With monitoring, it starts innocently enough. Perhaps you have an application, like SolarWinds or PRTG, to monitor the network. Then you add another, like Nagios or Zabbix, to watch servers. Then another for storage, and another, and another.

This sprawl is understandable. These tools are easy to deploy, and they each do a good job at the tasks they’re designed for. But their functionality beyond that is often limited. Hence the need for more and more tools. Before you know it, you’re bogged down with applications, each targeting a specific area. There are multiple dashboards to monitor and many places to collect data from, and internal teams are disjointed and unable to see the IT environment as a whole.

So, how do you eliminate, or at least manage, this sprawl? You could adopt a larger monitoring suite, like IBM Netcool or OpenView, that has more robust features, but deploying these systems is often a gargantuan undertaking, and managing them is no easier. And that’s before we start talking about the resources – time, money, employees – required to keep the system running.

There is a new way to solve these issues: monitoring as a service. Here are five ways service providers can use monitoring as a service to help companies tame monitoring sprawl and realize the benefits they were hoping to get out of all these applications in the first place.

1. Deployment

One big reason sprawl gets started in the first place is just how easy some applications are to install. As we mentioned, these apps tend to excel in a narrow aspect of the business, so companies pile on many of them — each with their own dashboard, interface and data sources. On the other end of the spectrum, going with an enterprise-level solution is costly, and the implementation times can be scary.

Monitoring as a service can be deployed and data can start being collected within a day. You solve the adjustment and scaling issues of smaller applications and avoid the long implementation of complex solutions.

2. Change management

In environments with many solutions deployed, updates can be a nightmare. Changes in one area have to be propagated to other areas, often a manual task that takes many hours. And, as with any manual task, it is fraught with potential errors and missed steps, all of which can be damaging to a customer’s overall security and more.

With monitoring as a service, IT teams can work with their service-provider partners to create a blueprint of different devices and systems. When you make a change to the blueprint, everything that is connected to the blueprint is changed instantly, eliminating the need to touch every endpoint.

3. Information in one place

Another thing that’s dangerous about sprawl is all the places you have to check for information. Each application has its own interface, its own data and its own documentation. Monitoring as a service helps partners determine which applications are most critical to monitor and work to ensure all information is properly managed.

Eliminating the need to manually monitor all systems and software greatly eases the burden of IT teams. They can then focus on making the data center as agile and responsive to business users as possible.

4. Reporting

Reporting goes hand-in-hand with a unified approach to monitoring. In many systems and data centers, reporting is a truly arduous task. Reports are often cobbled together by hand from many different systems: export data, generate a report and give it to a business-line manager or executive.
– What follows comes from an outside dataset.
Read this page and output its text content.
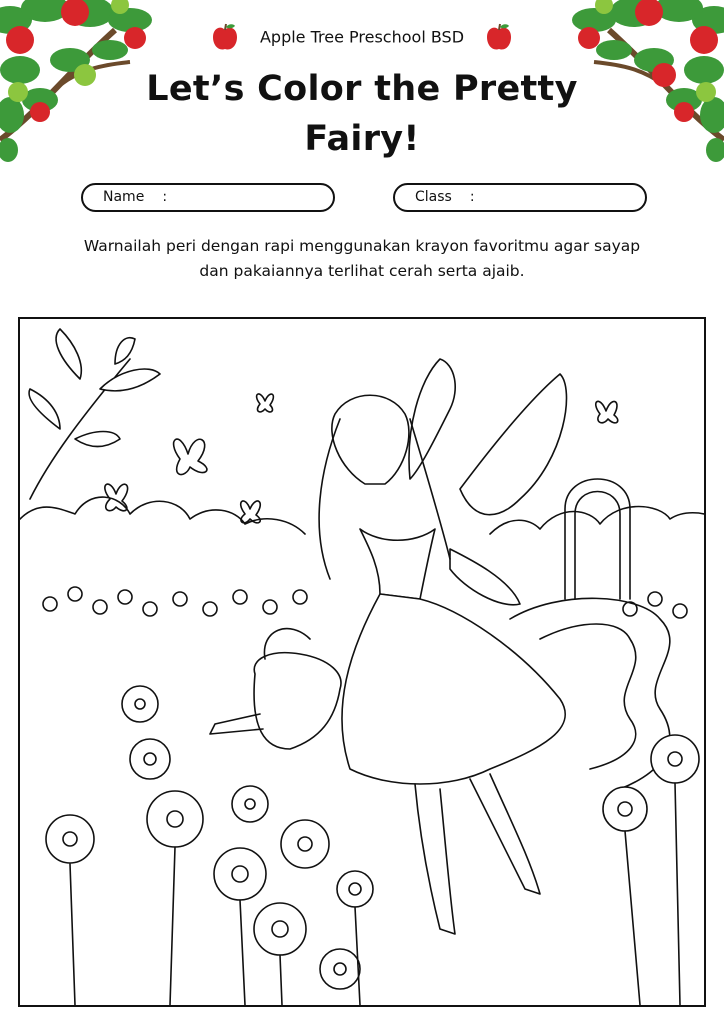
Apple Tree Preschool BSD
Let’s Color the Pretty Fairy!
Name :	Class :
Warnailah peri dengan rapi menggunakan krayon favoritmu agar sayap dan pakaiannya terlihat cerah serta ajaib.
Repeat as needed.

By automating this process, reports can be generated on a regular basis, as well as when certain events happen. This isn’t limited to IT systems, either. There are many internal applications and processes that record data and monitor what’s happening in the business, so processes that can improve internal workflows and approaches can also be realized. That’s all data that can be easily captured – and reported on – with monitoring as a service.
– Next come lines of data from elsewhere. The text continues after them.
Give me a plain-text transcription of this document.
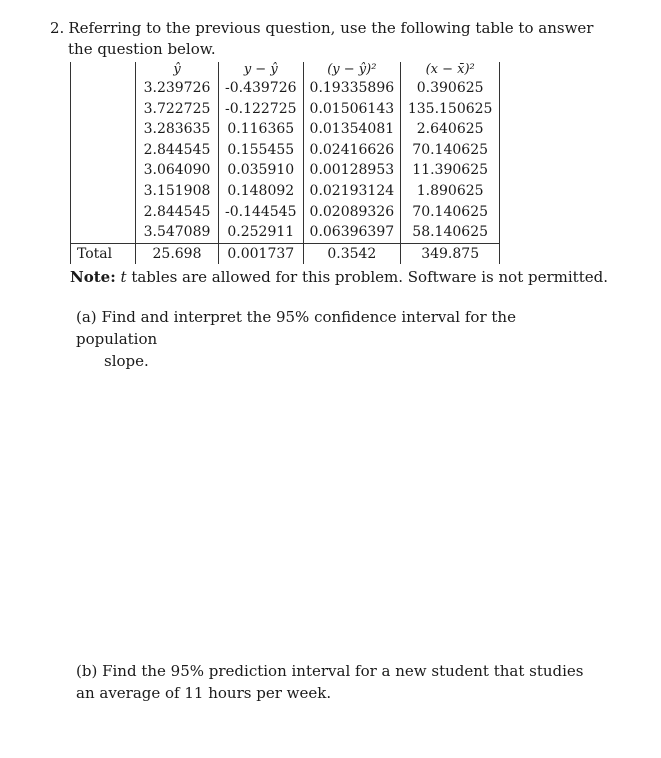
2. Referring to the previous question, use the following table to answer
the question below.
	ŷ	y − ŷ	(y − ŷ)²	(x − x̄)²
	3.239726	-0.439726	0.19335896	0.390625
	3.722725	-0.122725	0.01506143	135.150625
	3.283635	0.116365	0.01354081	2.640625
	2.844545	0.155455	0.02416626	70.140625
	3.064090	0.035910	0.00128953	11.390625
	3.151908	0.148092	0.02193124	1.890625
	2.844545	-0.144545	0.02089326	70.140625
	3.547089	0.252911	0.06396397	58.140625
Total	25.698	0.001737	0.3542	349.875
Note: t tables are allowed for this problem. Software is not permitted.
(a) Find and interpret the 95% confidence interval for the population
slope.
(b) Find the 95% prediction interval for a new student that studies
an average of 11 hours per week.
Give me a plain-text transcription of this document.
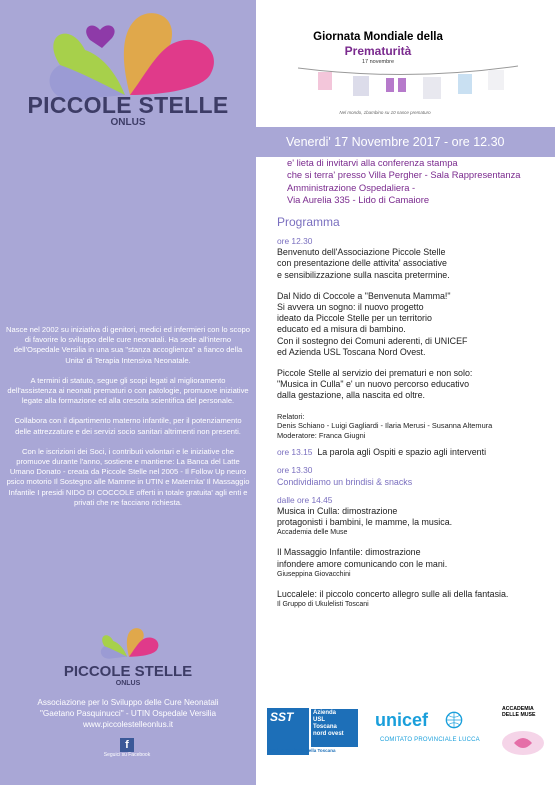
PICCOLE STELLE
ONLUS

Nasce nel 2002 su iniziativa di genitori, medici ed infermieri con lo scopo di favorire lo sviluppo delle cure neonatali. Ha sede all'interno dell'Ospedale Versilia in una sua "stanza accoglienza" a fianco della Unita' di Terapia Intensiva Neonatale.

A termini di statuto, segue gli scopi legati al miglioramento dell'assistenza ai neonati prematuri o con patologie, promuove iniziative legate alla formazione ed alla crescita scientifica del personale.

Collabora con il dipartimento materno infantile, per il potenziamento delle attrezzature e dei servizi socio sanitari altrimenti non presenti.

Con le iscrizioni dei Soci, i contributi volontari e le iniziative che promuove durante l'anno, sostiene e mantiene: La Banca del Latte Umano Donato - creata da Piccole Stelle nel 2005 - Il Follow Up neuro psico motorio Il Sostegno alle Mamme in UTIN e Maternita' Il Massaggio Infantile I presidi NIDO DI COCCOLE offerti in totale gratuita' agli enti e privati che ne facciano richiesta.

PICCOLE STELLE
ONLUS
Associazione per lo Sviluppo delle Cure Neonatali
"Gaetano Pasquinucci" - UTIN Ospedale Versilia
www.piccolestelleonlus.it
f
Seguici su Facebook
Giornata Mondiale della
Prematurità
17 novembre
Nel mondo, 1bambino su 10 nasce prematuro
Venerdi' 17 Novembre 2017 - ore 12.30
e' lieta di invitarvi alla conferenza stampa
che si terra' presso Villa Pergher - Sala Rappresentanza
Amministrazione Ospedaliera -
Via Aurelia 335 - Lido di Camaiore
Programma
ore 12.30
Benvenuto dell'Associazione Piccole Stelle
con presentazione delle attivita' associative
e sensibilizzazione sulla nascita pretermine.
Dal Nido di Coccole a "Benvenuta Mamma!"
Si avvera un sogno: il nuovo progetto
ideato da Piccole Stelle per un territorio
educato ed a misura di bambino.
Con il sostegno dei Comuni aderenti, di UNICEF
ed Azienda USL Toscana Nord Ovest.
Piccole Stelle al servizio dei prematuri e non solo:
"Musica in Culla" e' un nuovo percorso educativo
dalla gestazione, alla nascita ed oltre.
Relatori:
Denis Schiano - Luigi Gagliardi - Ilaria Merusi - Susanna Altemura
Moderatore: Franca Giugni
ore 13.15 La parola agli Ospiti e spazio agli interventi
ore 13.30
Condividiamo un brindisi & snacks
dalle ore 14.45
Musica in Culla: dimostrazione
protagonisti i bambini, le mamme, la musica.
Accademia delle Muse
Il Massaggio Infantile: dimostrazione
infondere amore comunicando con le mani.
Giuseppina Giovacchini
Luccalele: il piccolo concerto allegro sulle ali della fantasia.
Il Gruppo di Ukulelisti Toscani
SST	Azienda
USL
Toscana
nord ovest
Servizio Sanitario della Toscana
unicef
COMITATO PROVINCIALE LUCCA
ACCADEMIA
DELLE MUSE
5. Enterprise-grade service

As with any “as a service” technology, one of the major benefits is the expertise a service provider can contribute. Providers, by definition, have experience with the technology that an IT department just can’t develop. And we all know customer IT departments are usually stretched thin as it is.
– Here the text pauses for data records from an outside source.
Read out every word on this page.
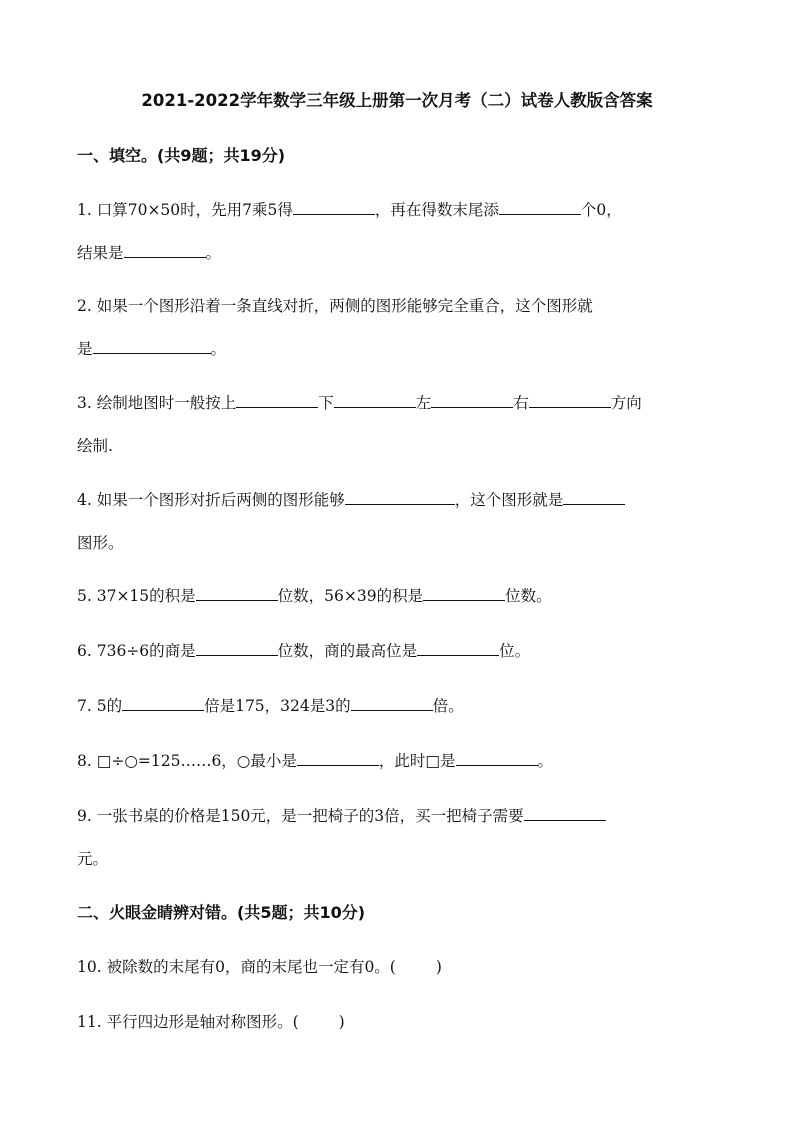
2021-2022学年数学三年级上册第一次月考（二）试卷人教版含答案
一、填空。(共9题；共19分)
1. 口算70×50时，先用7乘5得	，再在得数末尾添	个0，
结果是	。
2. 如果一个图形沿着一条直线对折，两侧的图形能够完全重合，这个图形就
是	。
3. 绘制地图时一般按上	下	左	右	方向
绘制.
4. 如果一个图形对折后两侧的图形能够	，这个图形就是
图形。
5. 37×15的积是	位数，56×39的积是	位数。
6. 736÷6的商是	位数，商的最高位是	位。
7. 5的	倍是175，324是3的	倍。
8. □÷○=125……6，○最小是	，此时□是	。
9. 一张书桌的价格是150元，是一把椅子的3倍，买一把椅子需要
元。
二、火眼金睛辨对错。(共5题；共10分)
10. 被除数的末尾有0，商的末尾也一定有0。(	)
11. 平行四边形是轴对称图形。(	)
Monitoring applications are valuable tools. But too much of a good thing can weigh a customer, and partner, down. Left unchecked, monitoring sprawl can prevent a company from making the best use of its applications and infrastructure, make it less secure and less efficient, and eventually, less profitable. But, with monitoring as a service, partners can work with customers to curb monitoring sprawl, letting them make the best use of their infrastructure, IT staff and support teams.

Clayton Weise is a cloud architect at IT solutions provider Key Information Systems, where he is responsible for designing, architecting, and implementing cloud solutions, managing production workloads and leveraging cloud resources in disaster recovery, clustering and hybrid (cloud and on-premises) infrastructure solutions.